Filtro de Daltonismo

Etec de Quatá cria bioplástico à base de casca da laranja

Projeto desenvolvido por turma do curso técnico de Química propõe alternativa sustentável ao plástico convencional usando resíduo orgânico

18 de fevereiro de 2026 11:25 am Etec, Projetos

Fabricação do bioplástico foi possível graças à pectina, polímero natural presente na casca da laranja | Crédito: rawpixel.com – Freepik

O Brasil está entre os maiores produtores mundiais de plástico e figura como o quarto maior gerador de resíduos desse subproduto do petróleo no planeta. Ao mesmo tempo, lidera a produção global de laranja. Esse contraste ambiental inspirou alunos da Escola Técnica Estadual (Etec) Doutor Luiz César Couto, de Quatá, cidade a 490 quilômetros da Capital, a desenvolver um plástico biodegradável a partir da casca da laranja, resíduo abundante no País.

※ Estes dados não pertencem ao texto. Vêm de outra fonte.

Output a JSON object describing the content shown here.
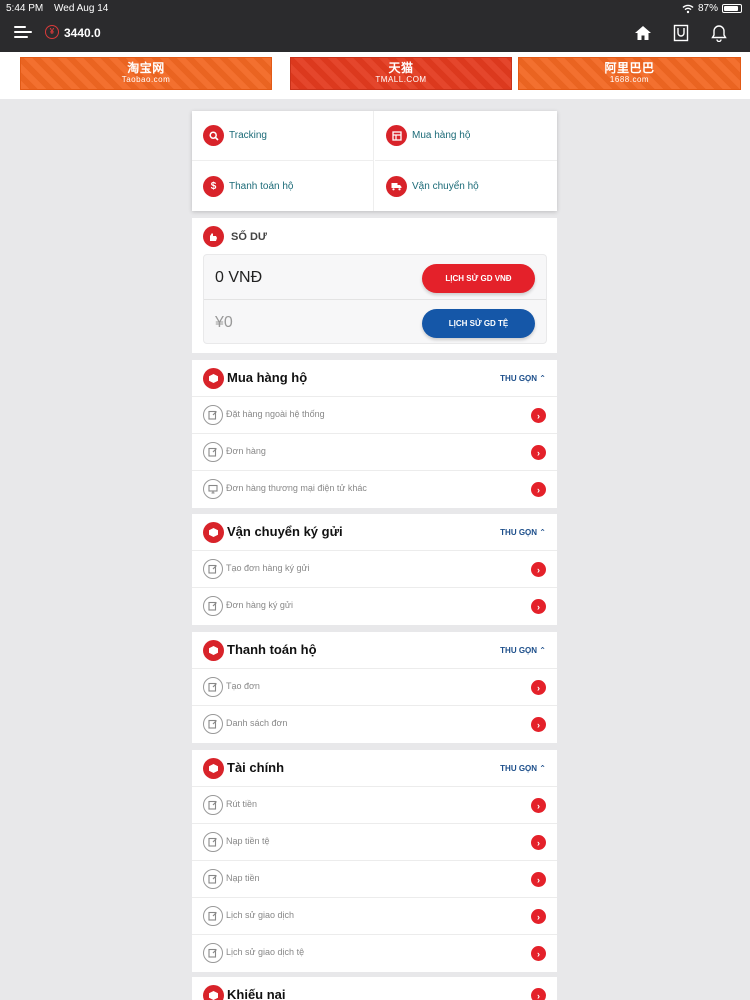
{
  "status_bar": {
    "time": "5:44 PM",
    "date": "Wed Aug 14",
    "battery": "87%",
    "battery_fraction": 0.87
  },
  "header": {
    "balance": "3440.0",
    "coin_symbol": "¥"
  },
  "banners": [
    {
      "title": "淘宝网",
      "subtitle": "Taobao.com"
    },
    {
      "title": "天猫",
      "subtitle": "TMALL.COM"
    },
    {
      "title": "阿里巴巴",
      "subtitle": "1688.com"
    }
  ],
  "quick_actions": [
    {
      "label": "Tracking",
      "icon": "search-icon"
    },
    {
      "label": "Mua hàng hộ",
      "icon": "store-icon"
    },
    {
      "label": "Thanh toán hộ",
      "icon": "dollar-icon"
    },
    {
      "label": "Vận chuyển hộ",
      "icon": "truck-icon"
    }
  ],
  "balance": {
    "title": "SỐ DƯ",
    "vnd_value": "0 VNĐ",
    "cny_value": "¥0",
    "vnd_history_button": "LỊCH SỬ GD VNĐ",
    "cny_history_button": "LỊCH SỬ GD TỆ"
  },
  "collapse_label": "THU GỌN",
  "sections": [
    {
      "title": "Mua hàng hộ",
      "items": [
        "Đặt hàng ngoài hệ thống",
        "Đơn hàng",
        "Đơn hàng thương mại điện tử khác"
      ]
    },
    {
      "title": "Vận chuyển ký gửi",
      "items": [
        "Tạo đơn hàng ký gửi",
        "Đơn hàng ký gửi"
      ]
    },
    {
      "title": "Thanh toán hộ",
      "items": [
        "Tạo đơn",
        "Danh sách đơn"
      ]
    },
    {
      "title": "Tài chính",
      "items": [
        "Rút tiền",
        "Nạp tiền tệ",
        "Nạp tiền",
        "Lịch sử giao dịch",
        "Lịch sử giao dịch tệ"
      ]
    },
    {
      "title": "Khiếu nại",
      "items": []
    }
  ],
  "colors": {
    "accent_red": "#d8232a",
    "button_blue": "#1557a8",
    "link_teal": "#1c6b78",
    "topbar": "#2b2b2d"
  }
}
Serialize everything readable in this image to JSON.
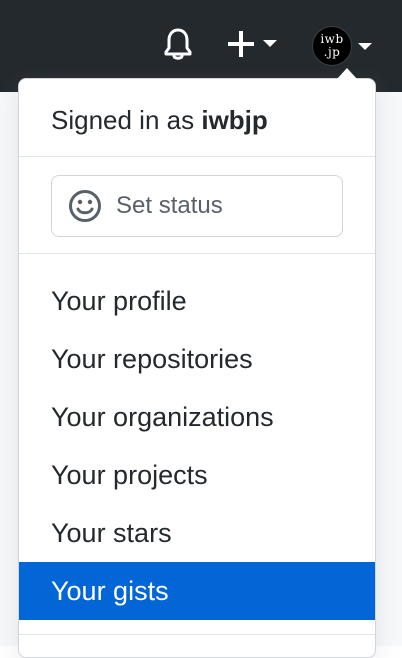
{
  "header": {
    "notifications_icon": "bell-icon",
    "create_icon": "plus-icon",
    "avatar": {
      "line1": "iwb",
      "line2": ".jp"
    }
  },
  "dropdown": {
    "signed_in_prefix": "Signed in as",
    "username": "iwbjp",
    "status_button": {
      "icon": "smiley-icon",
      "label": "Set status"
    },
    "menu_items": [
      {
        "label": "Your profile",
        "active": false
      },
      {
        "label": "Your repositories",
        "active": false
      },
      {
        "label": "Your organizations",
        "active": false
      },
      {
        "label": "Your projects",
        "active": false
      },
      {
        "label": "Your stars",
        "active": false
      },
      {
        "label": "Your gists",
        "active": true
      }
    ]
  },
  "colors": {
    "header_bg": "#24292e",
    "active_bg": "#0366d6",
    "text": "#24292e",
    "muted_text": "#586069"
  }
}
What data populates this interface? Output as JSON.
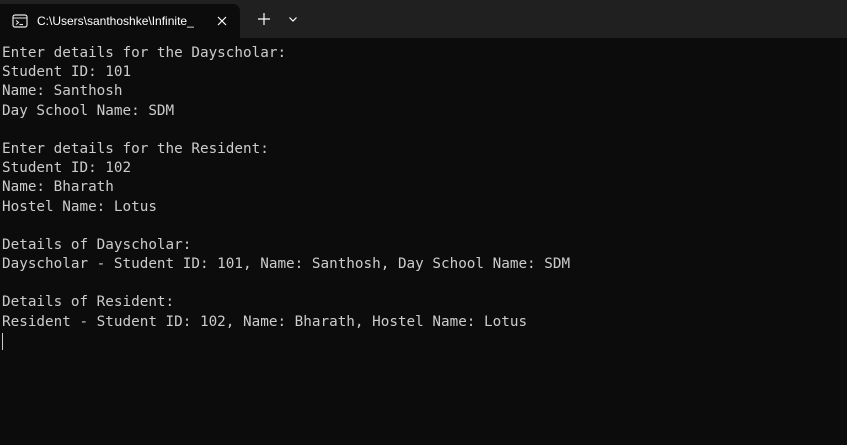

Batizado de Ecocitrus, o projeto é resultado do Trabalho de Conclusão de Curso (TCC) dos formandos do curso técnico de Química Matheus Henrique Lima, Miguel Meneghetti Santos e Lidya Azevedo, sob orientação das professoras Maraisa da Silva Pereira e Silvia Bedin Camponez.

“Fomos motivados pelo fato de o Brasil ser um dos maiores produtores de plástico do mundo e, ao mesmo tempo, o maior produtor mundial de laranja e derivados da fruta”, explica Miguel.

A matéria-prima usada no projeto surgiu de forma espontânea no cotidiano escolar. O refeitório da Etec de Quatá oferece semanalmente suco natural de laranja, gerando grande volume de cascas.
“Observamos que a quantidade destinada à compostagem era superior à capacidade de reaproveitamento, o que levou o grupo a utilizar esse excedente do resíduo orgânico no desenvolvimento do bioplástico”, conta a professora Silvia Camponez.

Cenário

Dados da Associação Brasileira da Indústria do Plástico (Abiplast) indicam que, em 2023, o Brasil foi responsável pela fabricação de mais de 7 milhões de toneladas de produtos plásticos. Já no cenário mundial, estima-se que 400 milhões de toneladas tenham sido fabricadas em 2022, sendo apenas 9,5% recicladas, segundo estudo da Universidade de Tsinghua, na China. A projeção aponta que a produção global poderá chegar a 800 milhões de toneladas até 2050.

Enquanto isso, o agronegócio brasileiro colheu cerca de 17 milhões de toneladas de laranja em 2024, com o Estado de São Paulo respondendo por 77% da produção nacional, apontam dados do Instituto Brasileiro de Geografia e Estatística (IBGE).

A fabricação do bioplástico a partir do resíduos da fruta só é possível graças à pectina, um polímero natural presente na casca da laranja. Polímeros são substâncias cujas cadeias moleculares são repetitivas, característica que possibilita a formação de materiais leves e moldáveis.

“Além de renovável, a pectina pode ser extraída por meio de um processo químico simples e de baixo custo”, destaca a professora Maraisa Pereira. Testes laboratoriais indicaram bons resultados quanto à decomposição do material biodegradável.

O processo de produção envolve a secagem das cascas em estufa, trituração até a obtenção de um pó semelhante à farinha e posterior mistura com ácido cítrico e água. Após aquecimento em banho-maria, o material passa por filtragem e recebe aditivos como glicerina, amido de milho e alginato de sódio, até atingir consistência viscosa. A etapa final inclui moldagem, secagem e banho em cloreto de cálcio, resultando no bioplástico.

Impacto ambiental

Apresentado na 16ª edição da Feira Tecnológica do Centro Paula Souza (Feteps), o projeto propõe o bioplástico como alternativa ao polietileno de baixa densidade (PEBD) — material amplamente utilizado em sacolas e embalagens e responsável por mais de 500 mil toneladas da produção anual de plásticos no Brasil.

Os alunos destacam que o Ecocitrus está alinhado ao Objetivo de Desenvolvimento Sustentável (ODS) 12 da Agenda 2030 da Organização das Nações Unidas (ONU), que incentiva padrões sustentáveis de produção e consumo.